Skip to main content

One post tagged with "benchmark"

View All Tags

Volcano v1.15 Released: Gang-Granularity Preemption, DRA Queue Quota, and More Scheduling Enhancements

· 15 min read

As batch training, inference, AI Agent, HPC, big-data and other diverse workloads are increasingly co-located in the same Kubernetes cluster, the scheduler must make higher-quality decisions under intensifying resource contention while preserving job-level semantics, queue fairness, topology affinity, and operational stability. v1.15.0 delivers enhancements across the scheduling core, heterogeneous resource management, multi-scheduler coordination, and performance observability.

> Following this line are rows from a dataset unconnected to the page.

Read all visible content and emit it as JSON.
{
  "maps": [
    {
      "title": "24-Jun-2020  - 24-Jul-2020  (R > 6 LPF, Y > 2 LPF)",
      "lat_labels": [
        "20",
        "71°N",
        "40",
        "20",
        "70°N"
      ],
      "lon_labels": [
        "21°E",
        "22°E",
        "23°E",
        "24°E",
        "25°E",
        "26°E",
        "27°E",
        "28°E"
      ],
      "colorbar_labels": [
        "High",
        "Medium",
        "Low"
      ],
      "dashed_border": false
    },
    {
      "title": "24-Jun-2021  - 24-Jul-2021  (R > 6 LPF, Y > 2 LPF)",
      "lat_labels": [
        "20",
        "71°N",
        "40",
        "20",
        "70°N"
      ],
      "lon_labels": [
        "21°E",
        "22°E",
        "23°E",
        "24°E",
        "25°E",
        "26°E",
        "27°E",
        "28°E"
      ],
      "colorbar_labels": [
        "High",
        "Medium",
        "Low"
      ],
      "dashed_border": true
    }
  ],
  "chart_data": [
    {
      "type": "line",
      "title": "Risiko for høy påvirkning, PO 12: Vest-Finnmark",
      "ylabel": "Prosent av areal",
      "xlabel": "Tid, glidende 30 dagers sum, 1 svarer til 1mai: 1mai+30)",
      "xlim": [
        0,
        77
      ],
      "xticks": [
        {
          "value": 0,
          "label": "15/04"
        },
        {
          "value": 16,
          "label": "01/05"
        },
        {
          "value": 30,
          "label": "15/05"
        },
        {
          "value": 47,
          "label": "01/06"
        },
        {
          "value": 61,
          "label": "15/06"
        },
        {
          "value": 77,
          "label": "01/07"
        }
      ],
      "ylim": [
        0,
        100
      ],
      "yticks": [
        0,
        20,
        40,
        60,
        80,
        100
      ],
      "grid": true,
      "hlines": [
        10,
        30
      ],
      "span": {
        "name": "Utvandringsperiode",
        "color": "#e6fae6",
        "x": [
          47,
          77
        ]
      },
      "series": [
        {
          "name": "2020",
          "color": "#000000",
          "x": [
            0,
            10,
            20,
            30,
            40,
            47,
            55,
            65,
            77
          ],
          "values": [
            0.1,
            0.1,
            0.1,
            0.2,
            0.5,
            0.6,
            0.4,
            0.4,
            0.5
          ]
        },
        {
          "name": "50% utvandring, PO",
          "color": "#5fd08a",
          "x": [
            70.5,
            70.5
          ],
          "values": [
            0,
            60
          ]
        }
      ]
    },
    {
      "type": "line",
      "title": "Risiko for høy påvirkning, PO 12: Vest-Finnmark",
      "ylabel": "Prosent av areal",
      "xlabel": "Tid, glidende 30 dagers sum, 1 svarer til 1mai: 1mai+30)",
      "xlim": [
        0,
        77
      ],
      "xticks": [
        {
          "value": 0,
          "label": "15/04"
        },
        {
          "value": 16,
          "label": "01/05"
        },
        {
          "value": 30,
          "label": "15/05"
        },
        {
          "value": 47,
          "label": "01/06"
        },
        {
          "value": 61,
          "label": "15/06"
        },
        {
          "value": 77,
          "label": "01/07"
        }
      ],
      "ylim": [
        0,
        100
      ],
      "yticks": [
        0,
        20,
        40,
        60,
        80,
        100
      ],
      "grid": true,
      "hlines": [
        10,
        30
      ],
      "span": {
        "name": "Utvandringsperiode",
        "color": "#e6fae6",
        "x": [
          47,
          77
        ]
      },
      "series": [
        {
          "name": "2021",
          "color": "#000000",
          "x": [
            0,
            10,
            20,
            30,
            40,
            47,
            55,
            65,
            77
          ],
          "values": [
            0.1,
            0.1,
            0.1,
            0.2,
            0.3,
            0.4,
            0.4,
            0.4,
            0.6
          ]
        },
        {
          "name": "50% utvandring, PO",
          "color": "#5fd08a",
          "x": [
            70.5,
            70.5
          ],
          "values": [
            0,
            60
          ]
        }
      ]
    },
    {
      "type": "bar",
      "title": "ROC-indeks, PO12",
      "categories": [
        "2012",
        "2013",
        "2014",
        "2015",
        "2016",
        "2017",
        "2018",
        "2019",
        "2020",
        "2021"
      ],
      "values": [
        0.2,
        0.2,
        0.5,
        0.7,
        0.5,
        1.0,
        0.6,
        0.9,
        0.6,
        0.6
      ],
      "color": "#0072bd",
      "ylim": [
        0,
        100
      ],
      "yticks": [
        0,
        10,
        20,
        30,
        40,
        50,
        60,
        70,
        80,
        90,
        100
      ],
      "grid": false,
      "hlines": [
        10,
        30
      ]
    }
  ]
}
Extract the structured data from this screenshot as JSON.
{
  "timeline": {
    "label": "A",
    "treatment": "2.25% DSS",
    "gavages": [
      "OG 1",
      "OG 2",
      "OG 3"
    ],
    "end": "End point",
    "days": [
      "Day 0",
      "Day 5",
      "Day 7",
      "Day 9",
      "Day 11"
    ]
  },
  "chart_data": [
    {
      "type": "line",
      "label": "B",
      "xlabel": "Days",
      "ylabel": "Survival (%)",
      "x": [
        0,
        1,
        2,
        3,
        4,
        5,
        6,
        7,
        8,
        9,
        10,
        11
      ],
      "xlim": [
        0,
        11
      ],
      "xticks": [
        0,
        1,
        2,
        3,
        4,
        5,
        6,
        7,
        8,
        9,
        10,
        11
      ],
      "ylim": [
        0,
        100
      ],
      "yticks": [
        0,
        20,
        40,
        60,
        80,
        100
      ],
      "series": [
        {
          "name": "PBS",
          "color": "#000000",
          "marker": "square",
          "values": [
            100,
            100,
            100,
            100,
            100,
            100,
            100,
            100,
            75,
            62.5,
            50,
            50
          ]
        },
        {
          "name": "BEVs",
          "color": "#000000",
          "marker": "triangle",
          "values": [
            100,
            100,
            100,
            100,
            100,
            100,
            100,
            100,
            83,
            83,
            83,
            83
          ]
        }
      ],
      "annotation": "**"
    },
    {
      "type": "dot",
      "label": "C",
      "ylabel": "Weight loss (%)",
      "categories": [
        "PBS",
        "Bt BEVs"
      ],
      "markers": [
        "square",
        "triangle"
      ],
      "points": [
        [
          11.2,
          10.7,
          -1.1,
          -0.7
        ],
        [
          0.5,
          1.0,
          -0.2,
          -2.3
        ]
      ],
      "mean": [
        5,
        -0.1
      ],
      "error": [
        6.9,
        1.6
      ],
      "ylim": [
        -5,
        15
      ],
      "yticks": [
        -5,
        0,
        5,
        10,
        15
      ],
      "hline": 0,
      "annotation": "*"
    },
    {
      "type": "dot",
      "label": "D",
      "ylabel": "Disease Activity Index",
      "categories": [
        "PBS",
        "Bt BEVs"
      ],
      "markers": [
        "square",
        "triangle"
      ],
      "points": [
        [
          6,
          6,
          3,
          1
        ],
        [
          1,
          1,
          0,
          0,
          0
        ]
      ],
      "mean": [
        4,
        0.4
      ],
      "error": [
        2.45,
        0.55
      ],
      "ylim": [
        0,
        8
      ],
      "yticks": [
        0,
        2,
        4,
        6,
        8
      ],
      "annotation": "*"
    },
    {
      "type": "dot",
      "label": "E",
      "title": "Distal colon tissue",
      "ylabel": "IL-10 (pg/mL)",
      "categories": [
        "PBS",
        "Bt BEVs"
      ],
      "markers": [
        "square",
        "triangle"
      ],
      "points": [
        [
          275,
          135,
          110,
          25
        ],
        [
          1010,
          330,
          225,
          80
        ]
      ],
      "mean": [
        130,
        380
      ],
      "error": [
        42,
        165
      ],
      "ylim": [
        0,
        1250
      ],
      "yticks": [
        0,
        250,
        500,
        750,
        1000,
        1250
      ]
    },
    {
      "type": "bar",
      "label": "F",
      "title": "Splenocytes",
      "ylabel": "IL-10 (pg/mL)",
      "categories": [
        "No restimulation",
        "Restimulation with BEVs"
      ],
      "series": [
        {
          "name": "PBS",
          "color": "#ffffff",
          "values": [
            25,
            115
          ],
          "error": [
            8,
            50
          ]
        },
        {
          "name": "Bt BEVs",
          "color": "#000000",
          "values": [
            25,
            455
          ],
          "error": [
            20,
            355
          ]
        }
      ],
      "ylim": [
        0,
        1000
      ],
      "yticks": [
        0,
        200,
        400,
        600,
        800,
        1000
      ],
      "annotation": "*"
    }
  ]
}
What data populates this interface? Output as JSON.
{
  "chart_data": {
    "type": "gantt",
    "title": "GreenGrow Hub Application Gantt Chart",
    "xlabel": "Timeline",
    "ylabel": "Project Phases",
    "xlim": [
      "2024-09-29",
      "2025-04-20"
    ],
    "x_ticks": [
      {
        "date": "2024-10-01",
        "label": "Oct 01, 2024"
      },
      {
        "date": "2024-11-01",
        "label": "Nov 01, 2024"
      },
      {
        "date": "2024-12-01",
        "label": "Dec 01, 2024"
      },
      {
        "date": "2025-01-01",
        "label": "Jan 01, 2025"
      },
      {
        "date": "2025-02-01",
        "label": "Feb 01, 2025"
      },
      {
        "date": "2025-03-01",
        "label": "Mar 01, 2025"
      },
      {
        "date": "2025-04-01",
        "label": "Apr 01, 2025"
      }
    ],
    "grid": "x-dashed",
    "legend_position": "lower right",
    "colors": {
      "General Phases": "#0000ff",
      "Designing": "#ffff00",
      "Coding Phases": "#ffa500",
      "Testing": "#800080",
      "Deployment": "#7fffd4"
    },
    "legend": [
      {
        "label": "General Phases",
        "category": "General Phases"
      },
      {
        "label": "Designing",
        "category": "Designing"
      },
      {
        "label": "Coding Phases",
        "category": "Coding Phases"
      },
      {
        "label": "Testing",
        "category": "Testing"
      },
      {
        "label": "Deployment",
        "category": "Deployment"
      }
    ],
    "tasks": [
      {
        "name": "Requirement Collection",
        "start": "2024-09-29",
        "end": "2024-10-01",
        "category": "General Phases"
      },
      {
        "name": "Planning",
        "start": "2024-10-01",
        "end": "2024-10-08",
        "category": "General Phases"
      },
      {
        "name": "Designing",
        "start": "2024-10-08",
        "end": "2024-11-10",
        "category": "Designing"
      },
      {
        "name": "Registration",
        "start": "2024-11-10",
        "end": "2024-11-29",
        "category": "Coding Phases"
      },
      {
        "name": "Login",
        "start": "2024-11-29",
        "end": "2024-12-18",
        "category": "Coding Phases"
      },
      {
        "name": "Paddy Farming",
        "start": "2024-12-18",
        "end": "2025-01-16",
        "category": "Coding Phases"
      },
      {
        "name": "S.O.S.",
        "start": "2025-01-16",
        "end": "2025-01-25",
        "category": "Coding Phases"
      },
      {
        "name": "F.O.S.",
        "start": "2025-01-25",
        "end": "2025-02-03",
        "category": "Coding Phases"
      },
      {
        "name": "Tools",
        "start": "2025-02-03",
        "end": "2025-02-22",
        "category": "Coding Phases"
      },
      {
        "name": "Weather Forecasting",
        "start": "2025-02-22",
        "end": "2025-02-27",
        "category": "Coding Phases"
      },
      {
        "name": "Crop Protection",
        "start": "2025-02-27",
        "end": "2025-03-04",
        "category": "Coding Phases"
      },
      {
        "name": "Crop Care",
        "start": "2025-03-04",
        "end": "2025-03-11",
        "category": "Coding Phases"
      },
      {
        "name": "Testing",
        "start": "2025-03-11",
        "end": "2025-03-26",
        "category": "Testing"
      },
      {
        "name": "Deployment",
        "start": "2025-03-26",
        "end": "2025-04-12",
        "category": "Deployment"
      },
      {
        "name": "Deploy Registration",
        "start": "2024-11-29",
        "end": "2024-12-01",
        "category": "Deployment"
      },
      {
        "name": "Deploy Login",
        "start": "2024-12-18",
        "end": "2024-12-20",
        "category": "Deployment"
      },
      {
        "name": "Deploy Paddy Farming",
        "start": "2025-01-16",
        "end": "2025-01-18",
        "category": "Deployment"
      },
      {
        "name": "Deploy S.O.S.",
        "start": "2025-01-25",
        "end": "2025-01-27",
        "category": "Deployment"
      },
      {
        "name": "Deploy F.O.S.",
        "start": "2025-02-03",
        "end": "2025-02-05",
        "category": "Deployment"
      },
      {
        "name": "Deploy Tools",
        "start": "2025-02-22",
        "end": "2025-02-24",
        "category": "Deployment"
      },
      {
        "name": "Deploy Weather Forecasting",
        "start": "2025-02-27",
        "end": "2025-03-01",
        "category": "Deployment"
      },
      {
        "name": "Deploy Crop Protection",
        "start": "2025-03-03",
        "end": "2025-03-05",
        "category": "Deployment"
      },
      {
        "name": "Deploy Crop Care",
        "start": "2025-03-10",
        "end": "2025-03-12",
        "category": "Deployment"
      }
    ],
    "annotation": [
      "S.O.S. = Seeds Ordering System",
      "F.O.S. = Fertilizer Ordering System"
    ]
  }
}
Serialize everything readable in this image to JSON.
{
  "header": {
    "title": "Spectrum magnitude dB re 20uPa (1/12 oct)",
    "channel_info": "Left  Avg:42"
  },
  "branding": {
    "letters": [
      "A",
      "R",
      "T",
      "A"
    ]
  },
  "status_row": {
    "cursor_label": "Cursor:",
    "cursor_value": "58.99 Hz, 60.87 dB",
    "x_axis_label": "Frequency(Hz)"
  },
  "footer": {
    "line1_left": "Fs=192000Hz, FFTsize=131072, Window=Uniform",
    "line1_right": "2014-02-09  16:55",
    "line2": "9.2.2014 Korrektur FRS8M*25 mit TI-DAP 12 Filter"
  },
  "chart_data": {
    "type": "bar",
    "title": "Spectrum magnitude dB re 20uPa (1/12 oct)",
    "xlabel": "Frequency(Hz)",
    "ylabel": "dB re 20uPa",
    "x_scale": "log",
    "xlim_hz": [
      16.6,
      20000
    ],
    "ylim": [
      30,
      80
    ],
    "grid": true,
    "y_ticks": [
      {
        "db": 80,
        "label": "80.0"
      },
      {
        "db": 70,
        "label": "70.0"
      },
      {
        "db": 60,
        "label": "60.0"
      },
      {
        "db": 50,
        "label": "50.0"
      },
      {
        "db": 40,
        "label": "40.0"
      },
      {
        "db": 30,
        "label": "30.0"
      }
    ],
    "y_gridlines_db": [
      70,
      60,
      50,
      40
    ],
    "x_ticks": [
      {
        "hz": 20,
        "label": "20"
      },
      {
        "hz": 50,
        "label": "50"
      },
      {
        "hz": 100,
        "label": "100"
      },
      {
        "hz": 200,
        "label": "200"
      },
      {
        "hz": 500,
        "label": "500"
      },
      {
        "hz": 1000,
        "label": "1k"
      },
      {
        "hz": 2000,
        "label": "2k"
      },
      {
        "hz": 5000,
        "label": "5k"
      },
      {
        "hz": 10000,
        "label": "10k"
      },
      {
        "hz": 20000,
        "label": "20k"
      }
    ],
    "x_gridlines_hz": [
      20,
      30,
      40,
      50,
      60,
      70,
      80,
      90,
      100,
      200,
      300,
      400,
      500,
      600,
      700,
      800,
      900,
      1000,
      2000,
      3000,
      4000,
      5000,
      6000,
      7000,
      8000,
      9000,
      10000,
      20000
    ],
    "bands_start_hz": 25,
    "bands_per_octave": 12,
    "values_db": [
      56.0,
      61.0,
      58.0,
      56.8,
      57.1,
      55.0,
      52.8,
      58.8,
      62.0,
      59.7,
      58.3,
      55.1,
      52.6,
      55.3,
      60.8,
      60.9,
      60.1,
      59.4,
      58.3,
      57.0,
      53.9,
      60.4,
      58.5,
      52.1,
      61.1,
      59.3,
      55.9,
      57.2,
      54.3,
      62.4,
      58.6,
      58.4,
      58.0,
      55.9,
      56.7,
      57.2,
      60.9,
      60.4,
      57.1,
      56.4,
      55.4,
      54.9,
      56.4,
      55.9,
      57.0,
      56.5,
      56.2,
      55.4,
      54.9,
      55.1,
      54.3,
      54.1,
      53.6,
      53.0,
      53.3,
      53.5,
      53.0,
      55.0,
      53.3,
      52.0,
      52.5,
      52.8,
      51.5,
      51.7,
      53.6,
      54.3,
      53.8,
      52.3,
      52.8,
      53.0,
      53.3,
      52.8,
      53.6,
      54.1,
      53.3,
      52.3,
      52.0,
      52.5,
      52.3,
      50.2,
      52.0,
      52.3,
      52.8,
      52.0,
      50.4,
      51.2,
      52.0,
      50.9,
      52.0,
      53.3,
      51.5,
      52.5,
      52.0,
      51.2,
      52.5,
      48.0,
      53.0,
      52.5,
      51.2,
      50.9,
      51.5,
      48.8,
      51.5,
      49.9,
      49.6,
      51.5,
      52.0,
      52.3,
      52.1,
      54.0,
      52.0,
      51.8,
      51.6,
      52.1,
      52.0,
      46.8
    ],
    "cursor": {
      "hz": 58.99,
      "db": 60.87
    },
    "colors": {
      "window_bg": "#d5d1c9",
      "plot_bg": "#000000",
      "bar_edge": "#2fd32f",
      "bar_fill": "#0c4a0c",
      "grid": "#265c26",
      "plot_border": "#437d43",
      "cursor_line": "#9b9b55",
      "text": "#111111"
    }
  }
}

The most notable new capability is Gang-Aware Preemption and Resource Reclamation: preemption decisions are evaluated at gang granularity on both the preemptor and victim sides — the preemptor is placed as a whole gang, and victim candidates are organized and evaluated at job/gang granularity, preferring surplus replicas to avoid per-Pod random eviction that disrupts multiple training jobs while the preemptor itself still cannot start. In addition, v1.15.0 introduces DRA queue quota in the capacity plugin, a pluggable multi-sharding policy framework, a Benchmark and performance observability tool, Kubernetes 1.35 support, NodeGroup preferred ordering, Agent Scheduler stability fixes, GPU/vGPU incremental enhancements, and Scheduling Gates for queue admission control.